Input Tax as a Secondary Method of Tax Division
According to the general rule, if taxpayers purchase goods or services used for both deductible and non-deductible supplies, they must divide the input tax amounts into deductible and non-deductible portions. Under the proposed changes, calculating the non-deductible input tax using the “total turnover” method will only be permissible when no other, more precise methods of division are available. These new rules are set to come into effect the day after the announcement of the VAT annual tax law for the year 2024.
Future changes to VAT regulations aim to harmonize national rules with EU guidelines and judgments of the Court of Justice of the European Union. Planned for January 2025, new rules regarding the place of supply for B2C virtual services shift the point of taxation to the location of the recipient’s establishment or residence, rather than the location of the event itself. This move aligns with EU VAT standards, aimed at simplifying the taxation of consumer services in the country of consumption.
Other proposals, such as extending VAT exemptions to credit management by creditors or adjusting exemptions for educational services to EU standards, were also slated for implementation in 2025 but were rejected due to concerns about tax revenue impact.

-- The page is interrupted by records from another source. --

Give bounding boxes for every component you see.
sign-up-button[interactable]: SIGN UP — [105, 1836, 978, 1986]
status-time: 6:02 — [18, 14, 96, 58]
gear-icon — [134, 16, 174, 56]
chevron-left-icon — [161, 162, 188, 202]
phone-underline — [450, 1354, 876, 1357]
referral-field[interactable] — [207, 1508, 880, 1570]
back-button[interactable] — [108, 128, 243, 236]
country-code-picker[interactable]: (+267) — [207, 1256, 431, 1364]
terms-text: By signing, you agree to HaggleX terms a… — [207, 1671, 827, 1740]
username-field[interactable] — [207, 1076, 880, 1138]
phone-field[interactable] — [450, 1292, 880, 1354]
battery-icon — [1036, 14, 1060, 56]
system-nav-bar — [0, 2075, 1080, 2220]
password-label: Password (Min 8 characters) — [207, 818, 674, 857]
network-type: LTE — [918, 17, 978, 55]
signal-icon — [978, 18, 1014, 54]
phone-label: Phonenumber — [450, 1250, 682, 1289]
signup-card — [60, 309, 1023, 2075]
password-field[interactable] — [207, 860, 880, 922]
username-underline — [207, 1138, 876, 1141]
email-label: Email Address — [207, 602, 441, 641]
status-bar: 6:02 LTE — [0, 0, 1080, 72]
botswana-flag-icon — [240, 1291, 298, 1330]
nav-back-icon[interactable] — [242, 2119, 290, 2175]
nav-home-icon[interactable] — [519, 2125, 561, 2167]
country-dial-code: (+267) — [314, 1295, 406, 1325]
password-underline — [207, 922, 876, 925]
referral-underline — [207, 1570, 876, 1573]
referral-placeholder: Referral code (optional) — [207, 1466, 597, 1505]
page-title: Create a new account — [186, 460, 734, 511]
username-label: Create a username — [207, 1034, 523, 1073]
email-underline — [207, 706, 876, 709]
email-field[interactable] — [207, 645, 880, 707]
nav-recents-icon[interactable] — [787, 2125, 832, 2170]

Similarly, the planned reduction of the VAT rate to 7% for the trade of works of art from January 2025 aims to promote this sector, although it excludes the rental of these goods.
As part of support for small businesses, changes to national thresholds for the VAT program aim to facilitate operations in the EU market while streamlining tax procedures.
These changes represent a step toward greater consistency and transparency in VAT regulations, benefiting both businesses and tax authorities alike.